Charcoal-making site, Lugduff, Co. Wicklow
Co. Wicklow |
Kilns
Scattered across the slopes around Glendalough's Upper Lake, dozens of levelled oval platforms cut into the hillside might easily be mistaken for natural terracing or the remnants of some forgotten agriculture.
They are, in fact, the physical traces of charcoal production, an industrial process that once left its mark quietly across wooded upland valleys throughout Ireland and Britain. Each platform, roughly nine metres by six metres, was where a collier would build and tend a slow-burning wood pile, sealed under earth and turf to char timber into charcoal with minimal oxygen. The method required flat, stable ground, which is why these artificial shelves were cut and levelled into slopes in the first place.

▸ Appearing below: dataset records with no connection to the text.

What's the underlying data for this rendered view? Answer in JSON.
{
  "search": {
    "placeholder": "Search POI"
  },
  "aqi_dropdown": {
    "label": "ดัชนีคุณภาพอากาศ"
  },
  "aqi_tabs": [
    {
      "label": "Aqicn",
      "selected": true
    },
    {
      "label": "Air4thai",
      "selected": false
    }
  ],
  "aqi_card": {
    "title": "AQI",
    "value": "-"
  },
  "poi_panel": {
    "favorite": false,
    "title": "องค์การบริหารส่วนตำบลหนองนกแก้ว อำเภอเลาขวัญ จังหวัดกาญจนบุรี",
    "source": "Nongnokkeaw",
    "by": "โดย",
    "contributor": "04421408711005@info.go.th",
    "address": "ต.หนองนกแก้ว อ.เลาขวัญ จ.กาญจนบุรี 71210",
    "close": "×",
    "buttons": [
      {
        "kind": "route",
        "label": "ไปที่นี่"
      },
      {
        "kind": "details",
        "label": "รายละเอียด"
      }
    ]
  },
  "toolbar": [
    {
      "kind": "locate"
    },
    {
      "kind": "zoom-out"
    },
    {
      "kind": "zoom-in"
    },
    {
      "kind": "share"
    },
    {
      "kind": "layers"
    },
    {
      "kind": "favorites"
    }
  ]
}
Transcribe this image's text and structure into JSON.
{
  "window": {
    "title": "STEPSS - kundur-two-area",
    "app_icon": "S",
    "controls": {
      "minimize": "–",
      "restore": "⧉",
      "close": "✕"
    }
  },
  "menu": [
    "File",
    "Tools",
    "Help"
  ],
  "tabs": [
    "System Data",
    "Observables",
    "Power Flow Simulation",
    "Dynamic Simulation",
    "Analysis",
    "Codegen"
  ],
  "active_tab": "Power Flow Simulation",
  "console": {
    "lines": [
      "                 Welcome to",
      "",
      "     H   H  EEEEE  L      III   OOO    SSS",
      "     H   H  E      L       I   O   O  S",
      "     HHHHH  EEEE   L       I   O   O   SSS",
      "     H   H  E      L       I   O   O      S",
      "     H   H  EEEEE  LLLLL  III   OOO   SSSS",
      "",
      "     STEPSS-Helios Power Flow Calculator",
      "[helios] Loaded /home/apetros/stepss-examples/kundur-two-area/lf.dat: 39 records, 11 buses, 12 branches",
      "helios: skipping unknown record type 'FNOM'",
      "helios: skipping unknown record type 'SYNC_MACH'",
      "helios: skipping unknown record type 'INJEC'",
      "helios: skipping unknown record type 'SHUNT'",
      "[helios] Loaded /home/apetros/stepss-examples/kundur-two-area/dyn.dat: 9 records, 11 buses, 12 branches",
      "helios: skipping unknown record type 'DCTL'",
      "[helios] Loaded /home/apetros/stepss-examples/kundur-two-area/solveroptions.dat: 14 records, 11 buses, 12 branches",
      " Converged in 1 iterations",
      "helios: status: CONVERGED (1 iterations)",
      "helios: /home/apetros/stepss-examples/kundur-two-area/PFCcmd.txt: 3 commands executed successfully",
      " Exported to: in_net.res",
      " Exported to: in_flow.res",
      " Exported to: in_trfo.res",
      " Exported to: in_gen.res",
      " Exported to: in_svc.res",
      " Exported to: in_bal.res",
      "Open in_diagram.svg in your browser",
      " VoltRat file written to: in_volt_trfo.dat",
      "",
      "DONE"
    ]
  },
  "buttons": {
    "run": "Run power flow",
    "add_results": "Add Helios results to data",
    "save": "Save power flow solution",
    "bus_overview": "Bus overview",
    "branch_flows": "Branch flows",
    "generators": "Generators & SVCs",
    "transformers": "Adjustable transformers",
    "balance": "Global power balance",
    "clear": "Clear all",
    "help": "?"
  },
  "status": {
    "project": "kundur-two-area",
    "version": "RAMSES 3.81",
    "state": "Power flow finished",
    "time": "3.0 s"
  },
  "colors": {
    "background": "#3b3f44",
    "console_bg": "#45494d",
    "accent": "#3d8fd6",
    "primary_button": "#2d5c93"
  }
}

Around Lugduff, in the valley of Glendalough in County Wicklow, more than seventy of these platforms have been recorded, arranged at irregular intervals along the northern and southern sides of the Upper Lake and to the west and south-west of Reefert Church, a small Romanesque ruin associated with the early monastic settlement of the valley. The platforms were noted by Ua Riain in 1940, and further recorded by Healy in 1972, who documented around forty examples of comparable form. The number and distribution suggest sustained, organised production rather than occasional or casual burning, pointing to an industry that likely served ironworking or domestic fuel demand in the region, though the precise period of use is not recorded. The wooded slopes of Glendalough would have provided ample raw material, and the valley's relative isolation made it well suited to the kind of slow, labour-intensive work that charcoal-making required.